2018 is the European Year of Cultural Heritage and throughout the year different aspects of cultural heritage are celebrated across Europe – at EU, national, regional and local level. Finnish National Agency for Education funds several projects that build bridges between past, present and future. On April 20th the Agency’s international programme organised an event to discuss the different projects that deal with cultural heritage. At the event coordinator Priska Falin from Aalto University presented the Ceramics and its Dimensions project as well as the Shaping the Future sub-project.
The Creative Europe programme of EU has been funding the Ceramics and its Dimensions project that has eighteen partner institutions in eleven different countries in Europe.

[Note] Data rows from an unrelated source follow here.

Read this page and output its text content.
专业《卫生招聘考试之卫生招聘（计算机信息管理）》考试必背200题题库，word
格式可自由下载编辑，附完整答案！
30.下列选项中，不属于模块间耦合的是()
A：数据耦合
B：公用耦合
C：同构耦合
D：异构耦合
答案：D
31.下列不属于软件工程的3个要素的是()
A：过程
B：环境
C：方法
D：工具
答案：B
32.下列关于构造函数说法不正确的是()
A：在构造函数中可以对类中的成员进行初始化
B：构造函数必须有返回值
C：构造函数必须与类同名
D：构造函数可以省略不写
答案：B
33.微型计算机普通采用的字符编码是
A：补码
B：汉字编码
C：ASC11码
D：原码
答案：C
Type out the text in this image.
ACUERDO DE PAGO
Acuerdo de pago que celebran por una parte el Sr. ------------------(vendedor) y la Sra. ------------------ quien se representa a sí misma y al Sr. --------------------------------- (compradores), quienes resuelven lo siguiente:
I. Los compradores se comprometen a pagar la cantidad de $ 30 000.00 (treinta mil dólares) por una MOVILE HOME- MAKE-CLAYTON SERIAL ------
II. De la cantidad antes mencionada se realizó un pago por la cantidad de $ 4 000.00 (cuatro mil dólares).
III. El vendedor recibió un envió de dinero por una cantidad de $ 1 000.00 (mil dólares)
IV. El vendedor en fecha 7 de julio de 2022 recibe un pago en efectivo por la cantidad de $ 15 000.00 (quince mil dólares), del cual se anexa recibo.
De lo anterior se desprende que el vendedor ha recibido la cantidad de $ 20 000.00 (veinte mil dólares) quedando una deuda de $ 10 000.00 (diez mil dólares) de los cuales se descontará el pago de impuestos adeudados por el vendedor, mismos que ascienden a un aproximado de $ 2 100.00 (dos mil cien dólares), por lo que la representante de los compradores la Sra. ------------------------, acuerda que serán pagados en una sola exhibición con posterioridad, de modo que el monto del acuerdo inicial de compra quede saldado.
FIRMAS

The project includes a wide range of different perspectives to ceramics. Finnish Aalto University leads one of its sup-projects: the Shaping the Future Module, that concentrates on the future of ceramics and has been conducted together with students.
– Together with students we vision what the future of the field of ceramics and what their own job descriptions could look like in the future, tells Falin.
Cultural heritage is one of the starting points of the whole project. All the partners involved share a common interest in working for ceramics and for creating international networks. The know-how of the field is in danger to decrease on European level and this is one of the reasons why international collaboration is so important.
– Through the project, we try to understand ceramics in different cultures and think of ways how to use this knowledge in the future. We raise the profile of the field of ceramics and develop it in collaboration with the other European partners, describes Falin.
At the moment the touring Ceramics and its Dimensions: Shaping the Future exhibition is on its way to its sixth venue: the National Museum of Slovenia in Ljubljana, Slovenia. The exhibition will open there on May 16th 2018.